System layer lifecycle: draft → current → deprecated
Operational layer lifecycle: open → in_progress → done → archived

These lifecycles are independent. A task can be done while the specs it implemented are current. A spec can be deprecated while a task to replace it is in_progress.

Knowledge flows in both directions between layers, but through controlled channels:

When a task results in a new specification, the spec is drafted as a proposal in the operational layer (work/active/{task}/proposals/), reviewed by a human, and then promoted to the system layer (system/specs/). The promotion is an explicit command:

Terminal window
contextia spec promote work/active/TASK-042/proposals/SPEC-CURRENCY-001.md

This ensures that durable knowledge enters the system layer through a review gate, not automatically.

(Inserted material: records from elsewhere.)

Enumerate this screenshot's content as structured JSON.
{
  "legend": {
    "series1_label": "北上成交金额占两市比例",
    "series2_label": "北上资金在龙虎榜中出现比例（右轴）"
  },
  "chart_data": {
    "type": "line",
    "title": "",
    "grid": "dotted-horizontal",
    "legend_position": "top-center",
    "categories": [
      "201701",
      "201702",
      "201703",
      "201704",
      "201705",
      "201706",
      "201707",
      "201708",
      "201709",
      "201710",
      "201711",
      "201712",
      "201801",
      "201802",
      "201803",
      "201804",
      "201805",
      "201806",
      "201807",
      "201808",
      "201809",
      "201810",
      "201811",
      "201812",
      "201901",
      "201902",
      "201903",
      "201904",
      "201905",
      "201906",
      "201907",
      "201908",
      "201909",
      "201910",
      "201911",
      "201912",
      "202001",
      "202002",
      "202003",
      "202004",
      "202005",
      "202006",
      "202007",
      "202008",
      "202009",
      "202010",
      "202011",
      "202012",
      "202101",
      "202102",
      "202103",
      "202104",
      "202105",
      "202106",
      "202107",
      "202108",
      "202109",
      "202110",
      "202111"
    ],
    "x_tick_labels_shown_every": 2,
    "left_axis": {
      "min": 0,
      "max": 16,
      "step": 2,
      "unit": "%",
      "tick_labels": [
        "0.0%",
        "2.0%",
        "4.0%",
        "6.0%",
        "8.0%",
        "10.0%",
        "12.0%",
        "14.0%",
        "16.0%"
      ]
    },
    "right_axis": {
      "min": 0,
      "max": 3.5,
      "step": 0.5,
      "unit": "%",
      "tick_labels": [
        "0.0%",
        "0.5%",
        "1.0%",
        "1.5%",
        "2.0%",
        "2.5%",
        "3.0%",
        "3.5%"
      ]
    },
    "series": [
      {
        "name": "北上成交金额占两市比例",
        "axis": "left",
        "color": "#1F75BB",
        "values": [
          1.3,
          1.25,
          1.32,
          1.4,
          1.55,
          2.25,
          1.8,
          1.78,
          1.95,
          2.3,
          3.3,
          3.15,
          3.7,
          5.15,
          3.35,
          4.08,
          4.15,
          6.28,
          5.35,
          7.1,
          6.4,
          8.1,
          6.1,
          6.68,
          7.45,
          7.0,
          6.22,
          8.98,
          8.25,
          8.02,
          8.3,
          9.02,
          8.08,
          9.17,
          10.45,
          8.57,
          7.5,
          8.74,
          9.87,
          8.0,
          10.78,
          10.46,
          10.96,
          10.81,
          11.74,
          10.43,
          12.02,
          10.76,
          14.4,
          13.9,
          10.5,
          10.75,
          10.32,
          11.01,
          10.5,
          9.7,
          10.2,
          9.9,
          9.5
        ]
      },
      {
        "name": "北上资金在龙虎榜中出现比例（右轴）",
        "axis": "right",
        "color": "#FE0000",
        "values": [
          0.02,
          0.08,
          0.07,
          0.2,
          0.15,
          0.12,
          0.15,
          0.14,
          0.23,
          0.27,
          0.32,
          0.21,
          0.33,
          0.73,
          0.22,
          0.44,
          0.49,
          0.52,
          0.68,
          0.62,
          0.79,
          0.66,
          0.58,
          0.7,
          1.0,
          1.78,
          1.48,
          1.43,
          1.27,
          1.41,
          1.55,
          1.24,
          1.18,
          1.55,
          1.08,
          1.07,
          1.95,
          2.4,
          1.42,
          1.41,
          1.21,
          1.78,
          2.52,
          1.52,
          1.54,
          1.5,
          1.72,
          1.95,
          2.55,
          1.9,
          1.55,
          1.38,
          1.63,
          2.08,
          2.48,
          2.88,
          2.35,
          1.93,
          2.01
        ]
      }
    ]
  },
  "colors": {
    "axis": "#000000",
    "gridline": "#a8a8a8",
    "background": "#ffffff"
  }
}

When a new task is created, it links to existing specs, decisions, and norms in the system layer. These links determine what context the agent receives when it starts working.

system/specs/SPEC-BILLING-001.md ←──── task references spec
system/rationale/DEC-BILLING-001.md ←── task references decision
system/norms/NORM-ERROR-001.md ←────── spec references norm
└─── pulled into agent context when task is loaded
┌──────────────────────────────────────────────┐
│ System Layer │
│ specs ← decisions ← norms ← identity │
│ ↑ │
│ │ promote │
│ │ │
│ ┌──┴────────────────────────────────────┐ │
│ │ Operational Layer │ │
│ │ tasks → plans → logs → proposals ─────┘ │
│ └────────────────────────────────────────┘ │
└──────────────────────────────────────────────┘

Tasks consume system knowledge. Work produces new knowledge. That knowledge is reviewed and promoted into the system layer, where it is available for future tasks. This cycle is how a project accumulates institutional knowledge over time — not in wikis that nobody reads, but in structured artifacts that agents load automatically.

.contextia/
├── system/ # Durable knowledge
│ ├── identity.md # Project orientation
│ ├── specs/ # Behavioral contracts
│ │ ├── SPEC-AUTH-001.md
│ │ └── SPEC-BILLING-001.md
│ ├── norms/ # Coding standards
│ │ ├── NORM-ERROR-001.md
│ │ └── NORM-LOG-001.md
│ └── rationale/ # Architectural decisions
│ ├── DEC-AUTH-001.md
│ └── DEC-BILLING-001.md
├── work/ # Transient state
│ ├── tasks/ # Work orders
│ │ ├── TASK-042.md
│ │ └── TASK-043.md
│ └── active/ # Work-in-progress artifacts
│ └── TASK-042/
│ ├── plan.md
│ ├── logs/
│ ├── proposals/
│ └── scratch/
└── config.yaml # Project configuration

Every file in this structure is Markdown with YAML frontmatter. Every link between files is an explicit ID reference in frontmatter. Every artifact has a type and a status. This structure is what makes deterministic context assembly possible — the agent does not search, it navigates.